Ensure that layer 2 bridge instances in both NSX-V and NSX-T enviroments are able to handle expected traffic flow.

  • In NSX-V, bridging instance gets enabled on the ESXi host where NSX-V DLR control VM is running; if multiple sets of layer 2 bridging instances are needed, try to spread bridging load across different ESXi hosts.
  • In NSX-T, consider deploying NSX-T edge node VMs dedicated to bridging.


  • Create redundancy in layer 2 bridges in both NSX-V and NSX-T environments.
  • Estimate the downtime required for the network cutover from changing the default gateways after workloads are migrated to the NSX-T environment.


Ensure the distributed firewall rules and security constructs in NSX-V that are in use can be applied in NSX-T.

  • NSX-T DFWs cannot use vCenter objects; IP sets work in both NSX-V and NSX-T – consider changing all the security constructs to IP sets for the migration.
  • If you are using security tags, they must be reapplied to the VMs after vMotion to NSX-T.
  • When migrating the DFW rules, consider using scripting/APIs since NSX-V DFW is in XML and NSX-T DFW is in JSON or do it manually.
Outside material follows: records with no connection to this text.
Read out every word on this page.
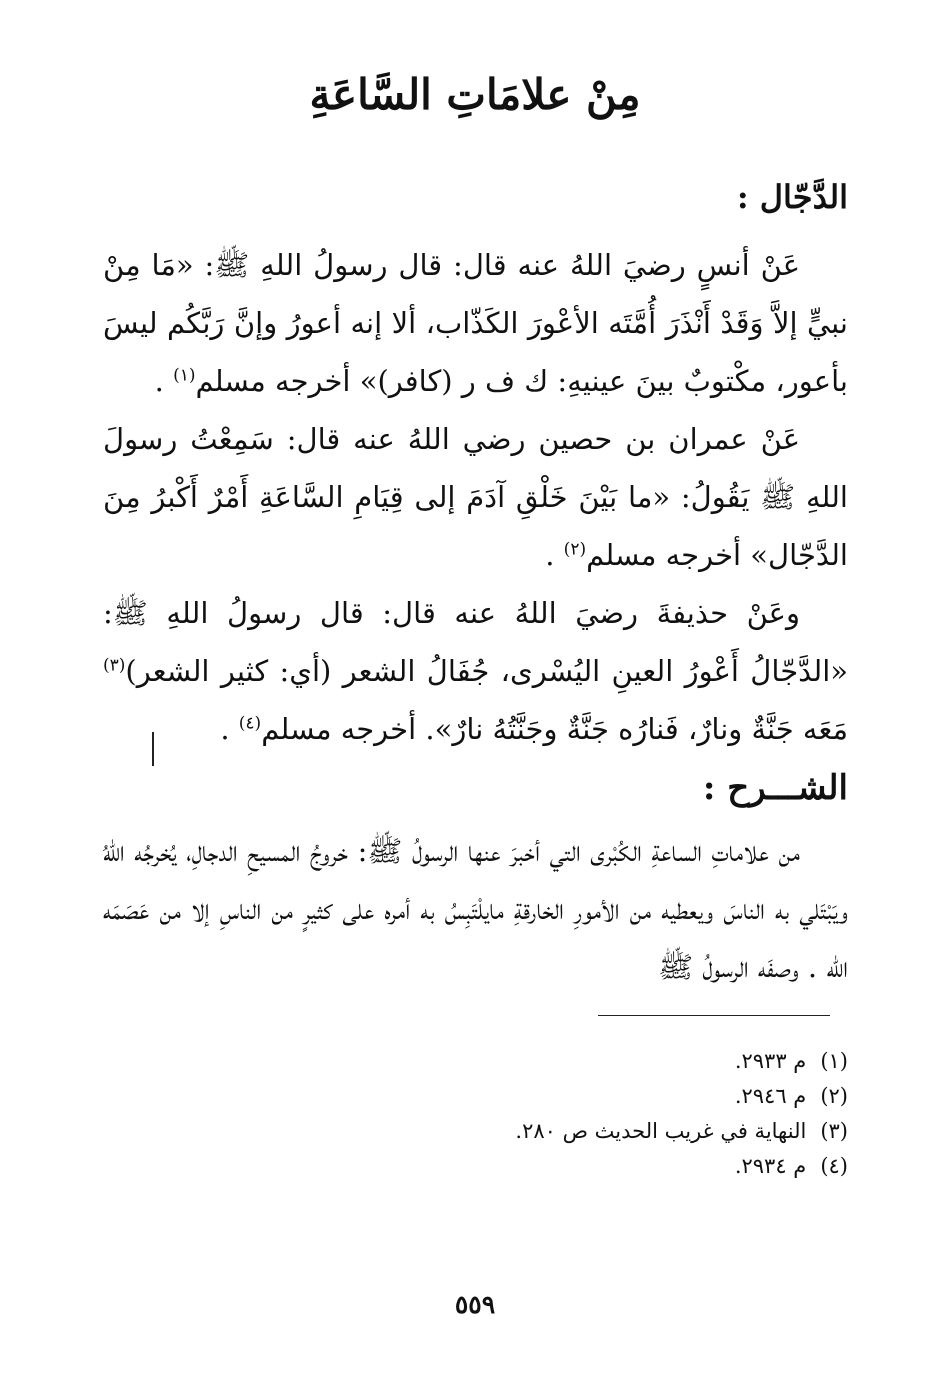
مِنْ علامَاتِ السَّاعَةِ
الدَّجّال :

عَنْ أنسٍ رضيَ اللهُ عنه قال: قال رسولُ اللهِ ﷺ: «مَا مِنْ نبيٍّ إلاَّ وَقَدْ أَنْذَرَ أُمَّتَه الأعْورَ الكَذّاب، ألا إنه أعورُ وإنَّ رَبَّكُم ليسَ بأعور، مكْتوبٌ بينَ عينيهِ: ك ف ر (كافر)» أخرجه مسلم$^{(١)}$ .

عَنْ عمران بن حصين رضي اللهُ عنه قال: سَمِعْتُ رسولَ اللهِ ﷺ يَقُولُ: «ما بَيْنَ خَلْقِ آدَمَ إلى قِيَامِ السَّاعَةِ أَمْرٌ أَكْبرُ مِنَ الدَّجّال» أخرجه مسلم$^{(٢)}$ .

وعَنْ حذيفةَ رضيَ اللهُ عنه قال: قال رسولُ اللهِ ﷺ: «الدَّجّالُ أَعْورُ العينِ اليُسْرى، جُفَالُ الشعر (أي: كثير الشعر)$^{(٣)}$ مَعَه جَنَّةٌ ونارٌ، فَنارُه جَنَّةٌ وجَنَّتُهُ نارٌ». أخرجه مسلم$^{(٤)}$ .

الشـــرح :

من علاماتِ الساعةِ الكُبْرى التي أخبرَ عنها الرسولُ ﷺ: خروجُ المسيحِ الدجالِ، يُخرجُه اللهُ ويَبْتَلي به الناسَ ويعطيه من الأمورِ الخارقةِ مايلْتَبِسُ به أمره على كثيرٍ من الناسِ إلا من عَصَمَه الله . وصفَه الرسولُ ﷺ

(١)
م ٢٩٣٣.
(٢)
م ٢٩٤٦.
(٣)
النهاية في غريب الحديث ص ٢٨٠.
(٤)
م ٢٩٣٤.
٥٥٩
NSX-T Layer 2 Bridging Requirements

  • Keep in mind that Layer 2 bridging requires allow forged transmit, MAC learning, and Virtual Guest Tagging (VGT). Refer to the official documentation for more details.
  • Design the future state NSX-T architecture so that it is flexible enough to support temporary layer 2 bridges during the migration (i.e. N-VDS design, edge node sizing, etc.).

Sequence of Events

The steps in the detailed plan should be carefully sequenced to ensure success of the migration plan.

  • Ensure NSX-T T1 router and NSX-V DLR are not using the same MAC address - instantiate NSX-T T1 router with a different MAC address by creating a transport zone with an API call, setting “nested=true”. Refer to the official NSX-T API guide for details.
  • To minimize or eliminate any bridged traffic, prioritize the workloads to be migrated and keep highly interactive application VMs together on the same site where possible (i.e. App and DB).
  • Consider migrating subnet by subnet so that each time an entire subnet is moved, the default gateway can be changed from NSX-V ESG to NSX-T T1 router.
  • Set up and test NSX-T environment before starting the migration.